Imagino que hay diferentes estados contemplativos.
Desde el más bajo: darle vueltas a una idea, y dejar que se vaya de la cabeza tan rápido como llego, sin prestarle mayor atención, hasta ese modo trascendental de preguntarse que significa la vida, qué carajos hacemos aquí y demás preguntas sin respuesta de ese estilo.
Supongo, también, que cada persona tiene sus propios niveles de contemplación, y que estos se disparan de acuerdo con las actividades que se realizan a lo largo del día.
Uno de los míos, por ejemplo, lo llamo: “La contemplación de la vida al desayuno”, y es que el desayuno en sí, es decir, todo su ritual de preparación; encierra, creo, algo Zen, y por eso es una de las comidas del día que más se disfruta.
Después de ducharme y vestirme, voy a la cocina a preparármelo, y cuando está listo, me siento con la taza humeante de la bebida caliente, en el comedor, mirando hacia la ventana de la sala que da hacia un edificio de parqueaderos.

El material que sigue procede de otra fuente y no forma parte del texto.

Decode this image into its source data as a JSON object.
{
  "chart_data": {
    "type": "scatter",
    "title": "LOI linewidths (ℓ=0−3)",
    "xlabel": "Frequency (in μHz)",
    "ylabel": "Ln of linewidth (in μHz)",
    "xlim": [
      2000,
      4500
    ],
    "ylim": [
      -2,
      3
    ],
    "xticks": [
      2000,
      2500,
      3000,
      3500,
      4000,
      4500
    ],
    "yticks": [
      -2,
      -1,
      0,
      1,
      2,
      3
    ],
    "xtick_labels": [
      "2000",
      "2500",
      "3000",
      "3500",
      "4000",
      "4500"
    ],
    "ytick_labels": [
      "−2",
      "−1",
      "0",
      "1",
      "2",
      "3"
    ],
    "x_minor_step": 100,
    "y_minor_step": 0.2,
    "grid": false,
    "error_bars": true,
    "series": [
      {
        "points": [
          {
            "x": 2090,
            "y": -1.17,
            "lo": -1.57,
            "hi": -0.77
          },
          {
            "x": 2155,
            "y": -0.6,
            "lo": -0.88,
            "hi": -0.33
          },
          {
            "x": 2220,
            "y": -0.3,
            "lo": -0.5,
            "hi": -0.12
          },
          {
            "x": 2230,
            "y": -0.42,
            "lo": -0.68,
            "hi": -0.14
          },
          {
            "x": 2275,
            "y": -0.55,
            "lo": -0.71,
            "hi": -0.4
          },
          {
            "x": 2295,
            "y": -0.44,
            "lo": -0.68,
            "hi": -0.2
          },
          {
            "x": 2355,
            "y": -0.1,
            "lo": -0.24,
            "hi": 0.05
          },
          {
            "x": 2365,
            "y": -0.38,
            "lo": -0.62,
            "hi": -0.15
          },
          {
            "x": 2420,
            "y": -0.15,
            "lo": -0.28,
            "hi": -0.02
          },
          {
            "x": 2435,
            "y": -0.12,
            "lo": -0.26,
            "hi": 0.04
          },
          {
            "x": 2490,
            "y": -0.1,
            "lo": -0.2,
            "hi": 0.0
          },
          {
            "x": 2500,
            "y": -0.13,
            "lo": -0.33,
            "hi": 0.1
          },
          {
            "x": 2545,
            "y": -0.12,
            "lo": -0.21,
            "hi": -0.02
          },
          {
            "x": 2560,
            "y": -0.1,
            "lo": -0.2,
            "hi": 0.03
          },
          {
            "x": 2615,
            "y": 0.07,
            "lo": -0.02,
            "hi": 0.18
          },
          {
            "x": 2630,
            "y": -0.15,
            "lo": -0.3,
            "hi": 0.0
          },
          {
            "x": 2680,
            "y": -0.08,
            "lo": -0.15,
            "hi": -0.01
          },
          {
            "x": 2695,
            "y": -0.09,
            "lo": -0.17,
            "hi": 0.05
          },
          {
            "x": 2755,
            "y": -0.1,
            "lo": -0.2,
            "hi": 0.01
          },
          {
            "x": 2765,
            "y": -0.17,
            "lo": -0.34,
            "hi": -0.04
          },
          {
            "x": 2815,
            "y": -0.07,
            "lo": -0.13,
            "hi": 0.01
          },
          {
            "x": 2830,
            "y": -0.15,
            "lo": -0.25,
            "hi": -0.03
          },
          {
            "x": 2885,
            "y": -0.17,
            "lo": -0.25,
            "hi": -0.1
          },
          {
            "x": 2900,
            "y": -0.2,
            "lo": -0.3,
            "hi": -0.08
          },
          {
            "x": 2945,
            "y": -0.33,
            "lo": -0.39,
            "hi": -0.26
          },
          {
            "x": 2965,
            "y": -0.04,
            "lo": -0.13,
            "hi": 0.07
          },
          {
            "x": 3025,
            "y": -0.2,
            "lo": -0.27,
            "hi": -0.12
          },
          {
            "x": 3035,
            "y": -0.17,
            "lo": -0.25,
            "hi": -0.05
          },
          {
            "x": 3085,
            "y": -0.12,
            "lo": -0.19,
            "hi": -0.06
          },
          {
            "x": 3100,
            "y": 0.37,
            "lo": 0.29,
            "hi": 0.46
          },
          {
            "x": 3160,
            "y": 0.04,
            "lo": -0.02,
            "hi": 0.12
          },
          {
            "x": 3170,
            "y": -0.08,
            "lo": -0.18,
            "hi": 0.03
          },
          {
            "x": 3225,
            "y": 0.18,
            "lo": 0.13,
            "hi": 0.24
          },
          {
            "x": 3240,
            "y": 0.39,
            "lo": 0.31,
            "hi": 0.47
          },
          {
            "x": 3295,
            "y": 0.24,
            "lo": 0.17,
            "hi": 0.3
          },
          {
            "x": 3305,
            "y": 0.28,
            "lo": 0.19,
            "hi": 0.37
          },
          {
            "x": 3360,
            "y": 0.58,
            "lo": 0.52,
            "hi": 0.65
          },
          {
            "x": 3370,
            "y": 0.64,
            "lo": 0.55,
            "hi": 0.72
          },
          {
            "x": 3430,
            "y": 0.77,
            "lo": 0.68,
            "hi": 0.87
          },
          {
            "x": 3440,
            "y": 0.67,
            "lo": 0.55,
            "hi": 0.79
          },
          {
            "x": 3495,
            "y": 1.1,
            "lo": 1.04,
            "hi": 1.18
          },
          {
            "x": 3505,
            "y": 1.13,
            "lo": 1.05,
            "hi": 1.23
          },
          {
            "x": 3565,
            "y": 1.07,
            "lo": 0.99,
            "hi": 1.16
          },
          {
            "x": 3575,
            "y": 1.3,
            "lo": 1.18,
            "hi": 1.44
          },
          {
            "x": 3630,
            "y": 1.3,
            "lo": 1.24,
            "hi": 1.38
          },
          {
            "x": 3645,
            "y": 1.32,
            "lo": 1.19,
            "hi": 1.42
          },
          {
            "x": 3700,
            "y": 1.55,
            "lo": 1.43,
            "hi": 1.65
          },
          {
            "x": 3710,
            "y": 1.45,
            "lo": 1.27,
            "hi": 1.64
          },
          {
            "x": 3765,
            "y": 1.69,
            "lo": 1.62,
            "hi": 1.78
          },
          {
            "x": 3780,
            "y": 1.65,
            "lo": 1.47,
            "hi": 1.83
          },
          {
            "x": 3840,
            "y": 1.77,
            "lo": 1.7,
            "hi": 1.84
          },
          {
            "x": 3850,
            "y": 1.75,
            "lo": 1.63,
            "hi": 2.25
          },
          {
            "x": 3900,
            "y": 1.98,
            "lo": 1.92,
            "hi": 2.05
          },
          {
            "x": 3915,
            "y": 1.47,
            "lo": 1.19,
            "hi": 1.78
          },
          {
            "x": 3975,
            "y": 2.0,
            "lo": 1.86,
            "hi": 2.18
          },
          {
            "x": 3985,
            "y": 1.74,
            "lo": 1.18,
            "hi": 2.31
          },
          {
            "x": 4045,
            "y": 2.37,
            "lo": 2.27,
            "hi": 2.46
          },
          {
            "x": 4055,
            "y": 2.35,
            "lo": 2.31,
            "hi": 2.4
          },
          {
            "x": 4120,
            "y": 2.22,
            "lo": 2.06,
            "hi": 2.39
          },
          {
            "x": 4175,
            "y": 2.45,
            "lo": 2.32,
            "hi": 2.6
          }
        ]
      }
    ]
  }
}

Lo sé, no es una vista nada romántica, pero de alguna forma se las ingeniaron para sembrar una hilera de arboles en el parqueadero, y uno de ellos queda justo a la vista, cada vez que levanto la cabeza después de darle un sorbo a la bebida.
La Mayoría de veces que me siento me quedo contemplando el árbol, como sus ramas se mecen con el viento, mientras diferentes temas van llegando a mi mente.
Lo bueno es que no me pongo trascendental, sino que los mastico un poco, me hago un par de preguntas sobre ellos, y luego me los paso con un sorbo de café o té y ya está.